Su una tavola imbandita con le specialità di Vibo non possono mancare la fileja (pasta fresca), la nduja (insaccato di suino), il formaggio pecorino e, come dolci,i ciciriati e le pittapie. Tra i primi piatti primeggia la fileja, pasta fresca condita con una grande varietà di sughi e con i ceci. Tra i formaggi hanno un posto d'onore il pecorino, sia fresco che stagionato e la ricotta. Numerosi e di gusto variegato i dolci: i ciciriati sono biscotti ripieni di un impasto a base di caffè, ceci, cacao e noci; le pittapie sono un altro tipo di biscotti riempiti con un impasto di uva passa, noci, pinoli e cioccolato, mentre il sanguinaccio è fatto con sangue di maiale fatto bollire con zucchero, noci, cioccolato fondente e pinoli.

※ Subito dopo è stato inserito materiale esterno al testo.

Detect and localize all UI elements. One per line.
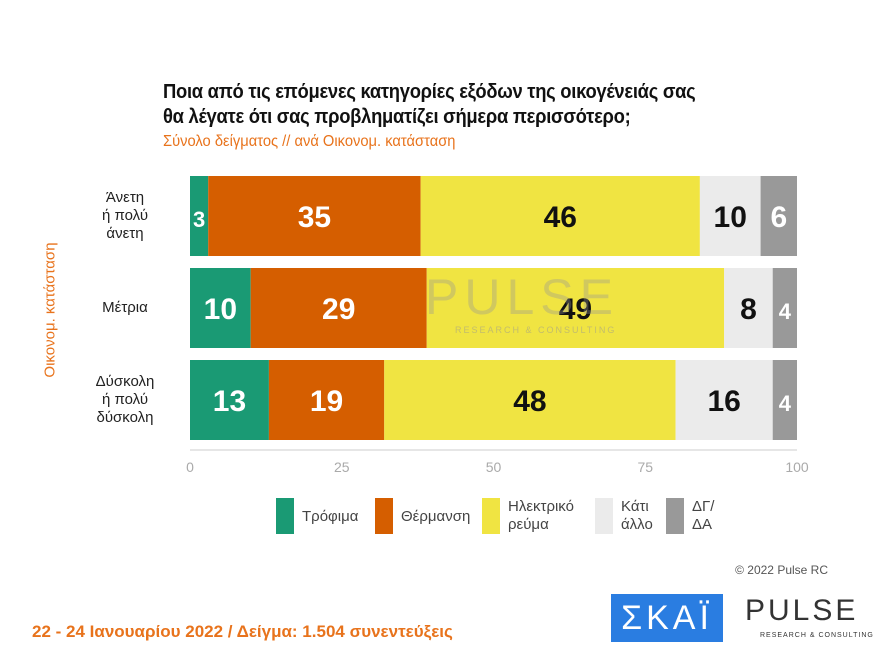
x-tick-label: 0 [186,459,194,475]
bar-segment [190,176,209,256]
bar-segment [426,268,725,348]
legend-item: Θέρμανση [375,498,470,534]
watermark: PULSE [425,269,619,325]
bar-segment [772,360,797,440]
category-label-line: άνετη [106,225,144,242]
category-label: Μέτρια [60,299,190,317]
watermark-sub: RESEARCH & CONSULTING [455,325,617,335]
chart-subtitle: Σύνολο δείγματος // ανά Οικονομ. κατάστα… [163,133,456,150]
chart-title: Ποια από τις επόμενες κατηγορίες εξόδων … [163,80,696,130]
bar-segment [699,176,761,256]
data-label: 29 [322,293,355,326]
legend-label: Θέρμανση [401,508,471,525]
data-label: 19 [310,385,343,418]
data-label: 4 [779,391,792,416]
x-tick-label: 75 [637,459,653,475]
data-label: 35 [298,201,331,234]
skai-logo: ΣΚΑΪ [611,594,723,642]
category-label: Δύσκολη ή πολύ δύσκολη [60,373,190,427]
x-tick-label: 25 [334,459,350,475]
data-label: 46 [544,201,577,234]
data-label: 13 [213,385,246,418]
category-label: Άνετη ή πολύ άνετη [60,189,190,243]
bar-segment [420,176,700,256]
bar-segment [675,360,773,440]
bar-segment [724,268,773,348]
category-label-line: ή πολύ [101,207,149,224]
bar-segment [208,176,421,256]
bar-segment [190,268,251,348]
x-tick-label: 100 [785,459,809,475]
data-label: 10 [714,201,747,234]
legend-label: Κάτι [621,498,649,515]
data-label: 10 [204,293,237,326]
legend-swatch [482,498,500,534]
bar-segment [384,360,676,440]
bar-segment [760,176,797,256]
legend-swatch [595,498,613,534]
legend-swatch [375,498,393,534]
bar-segment [250,268,427,348]
category-label-line: δύσκολη [96,409,154,426]
bar-segment [268,360,385,440]
title-line-2: θα λέγατε ότι σας προβληματίζει σήμερα π… [163,106,631,128]
legend-item: Ηλεκτρικό ρεύμα [482,498,574,534]
copyright: © 2022 Pulse RC [735,563,828,577]
legend-item: Κάτι άλλο [595,498,653,534]
legend-label: Ηλεκτρικό [508,498,574,515]
bar-segment [772,268,797,348]
bar-segment [190,360,269,440]
legend-label: ΔΓ/ [692,498,715,515]
category-label-line: Μέτρια [102,299,148,316]
x-tick-label: 50 [486,459,502,475]
category-label-line: Δύσκολη [95,373,155,390]
data-label: 16 [707,385,740,418]
data-label: 48 [513,385,546,418]
legend-label: Τρόφιμα [302,508,359,525]
pulse-logo-sub: RESEARCH & CONSULTING [760,632,874,639]
data-label: 8 [740,293,757,326]
legend-item: Τρόφιμα [276,498,358,534]
data-label: 49 [559,293,592,326]
category-label-line: Άνετη [105,189,145,206]
title-line-1: Ποια από τις επόμενες κατηγορίες εξόδων … [163,81,696,103]
legend-swatch [666,498,684,534]
data-label: 6 [770,201,787,234]
data-label: 3 [193,207,205,232]
survey-note: 22 - 24 Ιανουαρίου 2022 / Δείγμα: 1.504 … [32,622,453,641]
data-label: 4 [779,299,792,324]
legend-label: ΔΑ [692,516,713,533]
legend-item: ΔΓ/ΔΑ [666,498,714,534]
legend-label: άλλο [621,516,653,533]
legend-swatch [276,498,294,534]
category-label-line: ή πολύ [101,391,149,408]
pulse-logo: PULSE [745,594,859,627]
legend-label: ρεύμα [508,516,549,533]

Tra i prodotti tipici di Vibo e della Calabria spicca la nduja, un insaccato di consistenza pastosa e dal sapore decisamente piccante, da mangiare con il pane o da usare come ingrediente in diversi piatti. E' un salame morbido, spalmabile, piccantissimo, tipico del Monte Poro, con Spilinga come comune d'elezione, ma l'area di produzione è estesa a molti comuni del vibonese. Il nome nduja deriva dal francese "andouille", che vuol dire salsiccia, a cui assomiglia ma lui è ben altro.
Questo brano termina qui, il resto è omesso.